Griffith also signaled that foreign students studying at UG will have to pay increased fees. “We will have to look at the opportunity beyond the university to see in the region and in the rest of the world are there fees that we can have that don’t affect Guyanese students but may be important contributions by foreign students,” he said.

The Vice Chancellor also hopes to spearhead the mobilization of grant funding to help boost the coffers of the publicly-funded institution that has been hamstrung for decades now in paying higher salaries comparable to universities elsewhere in the Caribbean. “I’ll be looking for revenue not only from the government, not only from the alumni, not only from fees but from places where the money is available. We just have to have the institutional connection to be able to make the flow happen,” he said.

The Vice Chancellor’s talk about finding new cash streams comes at a time when the University of Guyana Workers Union (UGWU) and the University of Guyana Senior Staff Association (UGSSA) are continuing already protracted negotiations for increased salaries.

Professor Griffith acknowledges the need and importance of paying academic and non-academic staff higher salaries. “Not only is it necessary for us to pay staff better, academic and non-academic staff. We have to be able to give those staff members the tools to do their job professionally. We have not, as a university, been doing that,” he told a news conference at the weekend.

He prefers to keep the pay-talks away from the glare of the media while at the same time hold monthly consultations and hammer out an agreement behind closed doors as part of efforts to boost confidence among financiers and donors in UG. “The union and the administration not need to be in a confrontational mode. That does not serve the best interest of the students, the best interest of the staff, it does not enable people who are willing to give to us feel confident that they are giving to a calm, methodical, thoughtful environment,” he said.

Talks will soon be held, he says, with the Ministers of Finance and Public Health and the Attorney General to revise the governance structure of the university and the tax law to allow individuals to get tax rebates if they donate money to UG. “Some of what we need to ask the government to do is not only to give us money but is to change the rules and regulations,” he said.

Declaring that the “legal and regulatory mechanisms are outdated, the Vice Chancellor was hopeful that UG would receive help from an international organisation to help fund those changes. “We have got to bring this university into the age of modernity.”

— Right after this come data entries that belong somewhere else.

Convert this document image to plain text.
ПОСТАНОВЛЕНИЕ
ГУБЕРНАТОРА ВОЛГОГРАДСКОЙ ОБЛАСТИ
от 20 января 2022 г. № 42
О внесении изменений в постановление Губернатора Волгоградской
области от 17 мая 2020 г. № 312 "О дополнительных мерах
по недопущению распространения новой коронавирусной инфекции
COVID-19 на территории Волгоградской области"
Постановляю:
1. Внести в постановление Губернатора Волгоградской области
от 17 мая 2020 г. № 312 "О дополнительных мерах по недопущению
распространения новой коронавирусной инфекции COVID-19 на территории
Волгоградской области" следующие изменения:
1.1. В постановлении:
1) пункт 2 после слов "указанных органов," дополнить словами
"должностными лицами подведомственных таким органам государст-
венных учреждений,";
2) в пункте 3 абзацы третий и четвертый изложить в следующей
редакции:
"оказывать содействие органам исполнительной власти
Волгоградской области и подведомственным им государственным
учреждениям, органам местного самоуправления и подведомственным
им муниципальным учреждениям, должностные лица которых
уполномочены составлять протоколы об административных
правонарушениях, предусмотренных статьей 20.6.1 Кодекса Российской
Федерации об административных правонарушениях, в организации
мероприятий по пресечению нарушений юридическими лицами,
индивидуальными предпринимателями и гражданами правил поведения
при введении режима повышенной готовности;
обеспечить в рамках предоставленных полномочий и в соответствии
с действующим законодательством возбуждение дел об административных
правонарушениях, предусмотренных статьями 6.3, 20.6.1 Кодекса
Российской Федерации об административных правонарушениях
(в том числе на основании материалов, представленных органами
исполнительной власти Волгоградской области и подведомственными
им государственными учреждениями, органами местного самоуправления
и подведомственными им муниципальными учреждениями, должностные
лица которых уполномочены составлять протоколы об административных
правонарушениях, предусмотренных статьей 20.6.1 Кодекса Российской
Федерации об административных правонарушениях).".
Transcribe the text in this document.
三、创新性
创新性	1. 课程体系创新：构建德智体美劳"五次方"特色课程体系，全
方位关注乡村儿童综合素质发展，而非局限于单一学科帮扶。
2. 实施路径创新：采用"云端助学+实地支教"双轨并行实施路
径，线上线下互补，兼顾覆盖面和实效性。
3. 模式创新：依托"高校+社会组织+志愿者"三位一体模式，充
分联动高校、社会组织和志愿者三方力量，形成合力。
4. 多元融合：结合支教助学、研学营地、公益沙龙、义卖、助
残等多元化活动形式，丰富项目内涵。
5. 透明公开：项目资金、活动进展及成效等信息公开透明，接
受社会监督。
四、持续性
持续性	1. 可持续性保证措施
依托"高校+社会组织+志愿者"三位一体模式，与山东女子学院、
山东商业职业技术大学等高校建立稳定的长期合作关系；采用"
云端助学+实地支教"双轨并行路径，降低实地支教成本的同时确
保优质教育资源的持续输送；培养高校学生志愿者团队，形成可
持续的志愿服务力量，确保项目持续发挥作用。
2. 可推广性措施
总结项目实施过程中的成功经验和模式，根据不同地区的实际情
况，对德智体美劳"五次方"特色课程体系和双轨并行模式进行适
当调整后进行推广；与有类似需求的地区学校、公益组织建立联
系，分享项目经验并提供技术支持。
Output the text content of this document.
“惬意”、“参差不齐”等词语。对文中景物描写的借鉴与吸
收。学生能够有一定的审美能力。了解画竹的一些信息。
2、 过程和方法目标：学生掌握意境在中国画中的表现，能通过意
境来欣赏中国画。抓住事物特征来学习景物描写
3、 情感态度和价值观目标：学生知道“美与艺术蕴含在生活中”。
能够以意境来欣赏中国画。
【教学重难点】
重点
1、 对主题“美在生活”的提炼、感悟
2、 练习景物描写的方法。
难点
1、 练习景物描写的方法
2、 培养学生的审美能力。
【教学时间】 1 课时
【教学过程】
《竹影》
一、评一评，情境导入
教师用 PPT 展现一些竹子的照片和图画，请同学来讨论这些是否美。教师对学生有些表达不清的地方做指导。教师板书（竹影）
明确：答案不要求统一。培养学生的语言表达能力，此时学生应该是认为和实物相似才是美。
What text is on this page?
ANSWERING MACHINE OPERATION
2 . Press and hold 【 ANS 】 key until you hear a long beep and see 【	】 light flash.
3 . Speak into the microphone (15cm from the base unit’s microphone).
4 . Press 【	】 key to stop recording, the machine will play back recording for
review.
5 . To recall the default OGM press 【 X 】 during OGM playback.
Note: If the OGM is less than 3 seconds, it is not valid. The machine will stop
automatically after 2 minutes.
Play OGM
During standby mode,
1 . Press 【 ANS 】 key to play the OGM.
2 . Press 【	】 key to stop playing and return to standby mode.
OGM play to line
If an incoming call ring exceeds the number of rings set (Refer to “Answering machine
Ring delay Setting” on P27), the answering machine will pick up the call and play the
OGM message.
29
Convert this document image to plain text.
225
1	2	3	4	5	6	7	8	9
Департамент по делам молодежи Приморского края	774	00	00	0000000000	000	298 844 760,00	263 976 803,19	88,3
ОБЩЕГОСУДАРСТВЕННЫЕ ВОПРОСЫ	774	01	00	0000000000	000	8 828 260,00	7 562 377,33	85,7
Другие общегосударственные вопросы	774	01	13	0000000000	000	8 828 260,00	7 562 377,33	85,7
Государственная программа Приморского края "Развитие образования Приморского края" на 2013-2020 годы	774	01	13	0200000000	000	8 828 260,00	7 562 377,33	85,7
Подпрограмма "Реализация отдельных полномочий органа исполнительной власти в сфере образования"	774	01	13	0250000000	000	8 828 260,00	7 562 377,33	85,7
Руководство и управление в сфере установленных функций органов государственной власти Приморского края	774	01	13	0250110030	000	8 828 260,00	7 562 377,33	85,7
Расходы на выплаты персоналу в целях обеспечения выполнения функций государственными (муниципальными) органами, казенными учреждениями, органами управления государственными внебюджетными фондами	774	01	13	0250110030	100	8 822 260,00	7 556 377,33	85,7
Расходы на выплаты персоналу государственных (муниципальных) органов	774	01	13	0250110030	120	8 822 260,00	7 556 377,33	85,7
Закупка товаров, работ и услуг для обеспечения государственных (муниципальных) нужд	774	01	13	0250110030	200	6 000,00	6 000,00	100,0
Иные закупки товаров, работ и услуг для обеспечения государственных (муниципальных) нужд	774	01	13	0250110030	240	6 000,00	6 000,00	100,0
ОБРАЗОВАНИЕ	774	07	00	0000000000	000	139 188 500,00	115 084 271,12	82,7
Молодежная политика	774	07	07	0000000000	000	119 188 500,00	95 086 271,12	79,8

Funding, academic initiatives and boosting the credibility and respectability of the more than 50-year old tertiary institution will be the subject of UG’s first “Educational Resource Ambassadors” conference scheduled for June 23, 2016, at the Marriott Hotel, Kingston, Georgetown. A broad cross-section of overseas and local experts are expected to participate in the event after a tour of the Tain and Turkeyen campuses.

UG has already decided to have undergraduates participate in in-depth and sustained research, with the hope of tapping into the premier Council on Undergraduate Research whose conference will be held later this year.

Plans are already in train to establish a Business School and holding three lectures on economics, history and the environment by Distinguished Economics Professor, Clive Thomas; Sister Noel Menezes and Professor Ulric Neville Trotz Lecture as well as have the first permanent holder of the Walter Rodney Chair in honour of that world-renowned historian. “Irrespective of what your political inclinations are this university needs to celebrate whoever is politically inclined one way or the other if those persons are intellectual giants,” he said.